Summary: The text outlines the evolution of Google’s network infrastructure over 25 years, emphasizing engineering milestones and innovations that have advanced the scalability, reliability, and performance of their Jupiter data center network. It highlights the role of software-defined networking (SDN) and other technologies that position Google to meet the demands of AI and data-intensive applications in the future.

Detailed Description:
– **Historic Overview**: Google’s network infrastructure has dramatically evolved from simple beginnings to an advanced, sophisticated framework capable of handling immense data and user demands.
– **Current Capacity**: The Jupiter data center network supports 13 Petabits/sec of bisectional bandwidth—enough for a video call for all 8 billion people on Earth.
– **Global Deployment**: Hundreds of Jupiter fabrics are now deployed worldwide, managing billions of daily users and numerous services.
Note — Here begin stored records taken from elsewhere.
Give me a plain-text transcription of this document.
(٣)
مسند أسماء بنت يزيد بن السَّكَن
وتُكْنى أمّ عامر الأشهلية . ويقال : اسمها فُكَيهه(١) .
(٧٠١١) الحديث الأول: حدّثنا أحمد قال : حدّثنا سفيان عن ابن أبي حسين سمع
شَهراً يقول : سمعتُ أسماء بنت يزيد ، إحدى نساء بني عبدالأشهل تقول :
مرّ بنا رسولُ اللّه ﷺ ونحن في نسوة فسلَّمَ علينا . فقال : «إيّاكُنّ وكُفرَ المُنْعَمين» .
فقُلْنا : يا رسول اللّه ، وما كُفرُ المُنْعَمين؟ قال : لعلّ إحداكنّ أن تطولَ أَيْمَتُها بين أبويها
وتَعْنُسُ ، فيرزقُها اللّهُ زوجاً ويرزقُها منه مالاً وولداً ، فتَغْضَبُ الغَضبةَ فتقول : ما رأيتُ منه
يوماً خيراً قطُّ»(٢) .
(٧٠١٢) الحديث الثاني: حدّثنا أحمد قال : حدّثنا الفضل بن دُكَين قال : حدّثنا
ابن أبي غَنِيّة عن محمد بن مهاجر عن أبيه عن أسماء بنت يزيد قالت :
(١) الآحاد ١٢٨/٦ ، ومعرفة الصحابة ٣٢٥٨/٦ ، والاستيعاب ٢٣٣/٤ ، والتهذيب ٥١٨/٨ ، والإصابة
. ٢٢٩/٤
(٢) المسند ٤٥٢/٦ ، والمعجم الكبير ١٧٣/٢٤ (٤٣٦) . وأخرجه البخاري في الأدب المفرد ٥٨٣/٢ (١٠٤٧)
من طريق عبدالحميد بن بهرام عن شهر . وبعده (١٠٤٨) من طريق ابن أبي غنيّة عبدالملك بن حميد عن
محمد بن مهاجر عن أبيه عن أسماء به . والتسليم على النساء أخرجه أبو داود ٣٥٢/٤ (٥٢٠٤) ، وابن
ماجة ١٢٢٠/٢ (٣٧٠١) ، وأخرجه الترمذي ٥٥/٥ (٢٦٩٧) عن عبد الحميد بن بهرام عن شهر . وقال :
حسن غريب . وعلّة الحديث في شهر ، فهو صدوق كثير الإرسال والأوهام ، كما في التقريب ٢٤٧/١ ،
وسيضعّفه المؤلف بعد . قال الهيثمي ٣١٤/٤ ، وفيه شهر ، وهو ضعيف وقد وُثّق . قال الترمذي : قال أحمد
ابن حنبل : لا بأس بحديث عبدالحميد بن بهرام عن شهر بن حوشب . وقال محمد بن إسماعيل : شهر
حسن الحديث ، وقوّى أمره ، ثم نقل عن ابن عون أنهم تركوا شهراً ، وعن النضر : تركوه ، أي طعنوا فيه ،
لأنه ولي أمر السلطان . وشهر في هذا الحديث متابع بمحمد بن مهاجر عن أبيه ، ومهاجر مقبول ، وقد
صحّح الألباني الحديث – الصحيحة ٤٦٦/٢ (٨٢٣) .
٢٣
– **Guiding Principles**: Several key principles underpin Google’s continuous network evolution:
– **Anything, Anywhere**: Large-scale jobs can be placed across a vast network of servers, enabling high performance and eliminating fragmentation.
– **Predictable, Low Latency**: Focus on performance consistency with proactive congestion management.
– **Software-defined and Systems-centric**: Utilization of SDN for flexibility with frequent global feature releases.
– **Incremental Evolution and Dynamic Topology**: Allows for gradual upgrades without taking down the network.
– **Traffic Engineering and Application-centric QoS**: Tailors network performance to specific application needs.

– **Reliability Focus**: Monitoring and defining network disruptions is crucial for high availability, achieving 50 times more reliability than earlier versions.

– **Recent Innovations**:
– **2022 Enhancements**: Jupiter networks achieved over 6 Petabits/sec through integrating OCS and WDM technologies.
– **2023 Advancements**: Continuous integration of technologies for native 400 Gb/s link speeds, pushing toward enhanced capacities.

– **Future Perspectives**: Plans are underway for advancements that align with the increased requirements of AI applications, including integrating NVIDIA technologies for further enhancements in networking capabilities.

In summary, Google’s dedication to rigorous network evolution through technological innovation aligns precisely with future needs in AI and cloud services, ensuring that their infrastructure remains a robust backbone for delivering critical applications and services globally. This information is especially relevant to professionals in AI, cloud, and infrastructure security as it highlights the need for scalable, reliable networking solutions to support modern applications and services.